面接は企業が候補者を評価する場ではなく、企業と候補者双方にとっての相互理解の場である。
多くの面接において、会社や仕事内容の説明、候補者の過去の経験や人物像の深掘り、候補者から企業への質問は行われているだろう。それに加え、候補者に「入社後に期待する成果」も面接時に伝えていただきたい。
何を期待されていて、どのように働くかという入社後のイメージが描けなければ、候補者は入社という判断をしづらい。また先述の通り、自分への期待──「なぜ採用されたのか」「どこを評価されたのか」が分からないというケースもよく見られ、早期離職につながりかねない。
一歩踏み込んだ面接を行い、面接の質が向上すれば、採用できる人材が変わる。そして採用が得意になれば、より企業成長に貢献してくれる人材獲得ができるようになり、強い組織に変わっていく。
面接は時間が限られているため、面接する側も準備が必要だ。候補者を見極めるためにどのような質問をすべきか、会社として伝えなければならないことは何か、などを考えておくと、時間を有意義に使うことができる。その場の流れで話をしていると大事なことを聞きもらしたり、伝え忘れてしまったりすることがあるため、リスト化しておくとさらに役に立つ。
採用の精度を高めるためには、「何があれば合格で、何がなければ不合格なのか」という明確な基準を作っておくことが有効だ。採用基準があれば、判断に迷ったり、主観で判断ミスしたりすることがなくなる。組織全体で採用基準の標準化ができると、面接官によらずに一貫した水準で候補者を評価することができるようになり、採用の質を維持できるようになる。
採用は水物といわれており、長い間、面接官の感覚で判断されることが続いてきた。しかし昨今、大手テクノロジー企業がデータを駆使して最適な採用フローを考案し、根拠のある採用活動が進み始めている。
例えば、最適な面接の回数をロジックにより判断している企業もある。どの職種・役職の面接官が何回目の面接を担当し、何を聞くか詳細な質問事項も決めて、選考の内容を統一している。また、現場の担当者はスキルがある候補者を採用しがちな傾向があるため、全く関係ない部署の社員が面接を行い、客観的に人格を判断するという取り組みを戦略的に取り入れている企業もある。

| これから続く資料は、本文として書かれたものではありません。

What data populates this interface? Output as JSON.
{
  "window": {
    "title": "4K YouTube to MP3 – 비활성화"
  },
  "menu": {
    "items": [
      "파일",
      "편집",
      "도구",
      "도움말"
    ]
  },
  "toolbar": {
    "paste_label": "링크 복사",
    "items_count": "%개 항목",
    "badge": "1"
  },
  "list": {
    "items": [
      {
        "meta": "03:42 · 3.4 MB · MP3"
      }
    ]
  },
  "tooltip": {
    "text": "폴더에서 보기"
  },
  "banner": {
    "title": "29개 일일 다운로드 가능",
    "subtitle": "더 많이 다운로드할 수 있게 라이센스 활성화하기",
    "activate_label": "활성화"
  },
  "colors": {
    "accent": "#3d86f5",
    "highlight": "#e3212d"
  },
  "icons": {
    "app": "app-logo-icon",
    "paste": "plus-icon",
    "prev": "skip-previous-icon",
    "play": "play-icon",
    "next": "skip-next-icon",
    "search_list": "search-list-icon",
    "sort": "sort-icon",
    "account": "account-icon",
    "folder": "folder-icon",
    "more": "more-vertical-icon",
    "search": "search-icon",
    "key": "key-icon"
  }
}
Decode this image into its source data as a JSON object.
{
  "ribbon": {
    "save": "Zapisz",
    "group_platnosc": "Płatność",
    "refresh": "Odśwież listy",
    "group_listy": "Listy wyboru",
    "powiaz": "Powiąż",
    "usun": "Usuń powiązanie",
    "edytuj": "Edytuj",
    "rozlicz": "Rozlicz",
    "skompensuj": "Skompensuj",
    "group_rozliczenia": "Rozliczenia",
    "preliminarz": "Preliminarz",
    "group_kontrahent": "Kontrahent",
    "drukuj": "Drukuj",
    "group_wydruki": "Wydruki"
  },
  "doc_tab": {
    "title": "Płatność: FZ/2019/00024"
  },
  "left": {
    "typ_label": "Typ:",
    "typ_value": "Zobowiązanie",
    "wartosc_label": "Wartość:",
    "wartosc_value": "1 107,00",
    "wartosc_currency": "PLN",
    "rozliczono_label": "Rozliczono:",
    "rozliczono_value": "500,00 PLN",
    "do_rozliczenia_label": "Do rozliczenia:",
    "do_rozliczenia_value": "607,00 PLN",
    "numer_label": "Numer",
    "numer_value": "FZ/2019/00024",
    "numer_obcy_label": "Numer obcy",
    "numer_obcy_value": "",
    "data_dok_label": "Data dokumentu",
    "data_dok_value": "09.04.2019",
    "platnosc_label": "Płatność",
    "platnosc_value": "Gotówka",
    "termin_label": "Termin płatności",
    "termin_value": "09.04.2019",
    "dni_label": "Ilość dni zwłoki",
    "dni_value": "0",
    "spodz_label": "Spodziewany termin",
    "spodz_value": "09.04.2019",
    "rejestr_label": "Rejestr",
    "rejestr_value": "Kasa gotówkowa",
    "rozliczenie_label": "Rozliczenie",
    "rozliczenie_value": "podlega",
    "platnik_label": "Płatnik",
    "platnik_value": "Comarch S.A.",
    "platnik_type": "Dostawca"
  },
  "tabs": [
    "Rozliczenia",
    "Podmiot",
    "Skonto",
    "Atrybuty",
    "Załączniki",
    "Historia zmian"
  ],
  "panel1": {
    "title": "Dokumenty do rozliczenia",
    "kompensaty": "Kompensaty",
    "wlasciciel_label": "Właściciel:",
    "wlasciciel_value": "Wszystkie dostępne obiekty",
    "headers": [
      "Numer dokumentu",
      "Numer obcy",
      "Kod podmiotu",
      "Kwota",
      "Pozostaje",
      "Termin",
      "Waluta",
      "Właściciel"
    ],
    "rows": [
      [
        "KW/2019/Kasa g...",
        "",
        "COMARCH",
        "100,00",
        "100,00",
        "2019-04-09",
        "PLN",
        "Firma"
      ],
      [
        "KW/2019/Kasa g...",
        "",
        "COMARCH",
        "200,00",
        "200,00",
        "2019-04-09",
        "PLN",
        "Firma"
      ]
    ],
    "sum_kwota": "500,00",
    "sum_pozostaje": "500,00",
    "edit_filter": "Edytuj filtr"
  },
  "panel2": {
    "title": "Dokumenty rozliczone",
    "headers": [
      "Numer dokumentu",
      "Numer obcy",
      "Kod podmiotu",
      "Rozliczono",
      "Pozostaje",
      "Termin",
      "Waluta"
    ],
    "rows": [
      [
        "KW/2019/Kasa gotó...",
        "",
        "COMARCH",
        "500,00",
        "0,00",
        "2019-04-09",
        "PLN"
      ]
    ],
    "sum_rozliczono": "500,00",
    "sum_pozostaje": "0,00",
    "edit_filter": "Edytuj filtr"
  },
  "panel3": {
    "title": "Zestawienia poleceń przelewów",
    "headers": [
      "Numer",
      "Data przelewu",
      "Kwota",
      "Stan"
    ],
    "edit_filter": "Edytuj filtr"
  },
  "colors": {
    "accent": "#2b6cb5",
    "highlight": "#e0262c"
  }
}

企業は、候補者の採用後の姿まで描いておかなければならない。どんなに優秀な人材でも受け入れるチームとの相性があるため、入社後の配慮までしておくことが必要だ。入社後は、部門やチームメンバーなどの受け入れ側が、入社者の任務・達成すべき仕事を理解しておくことが大切になる。
入社者と受け入れ側の目線がそろっていると、同じ目標に向かって進むことができるため、引き継ぎの効率が良く、入社後の成長スピ―ドも早くなる。どれだけ優秀でスキルがある人材を採用できたとしても、受け入れ体制が整っていないと、企業はその能力を十分に生かすことができない。
ミスマッチによる早期離職は、チームメンバーなど周囲への影響も大きい。業務の引き継ぎのために費やした時間・労力だけでなく、メンタルにも影響を及ぼすことがある。人事・採用担当者には言うまでもないが、多大なコストも発生する。目に見えるのは人材紹介会社や転職サイトに支払ったコストのみだが、面接の対応や受入れの手続き、導入研修にかけた時間や労力、採用に関わった人たちが本来の業務をしていた場合に作れていたであろう利益などを考えると、損失は計り知れない。
採用は非常に難しい。しかし、企業の発展のためには欠かせないものである。それぞれの採用ステップでできることを見直し、ミスマッチなく入社後に活躍する人材を獲得するために、突き進んでいただきたい。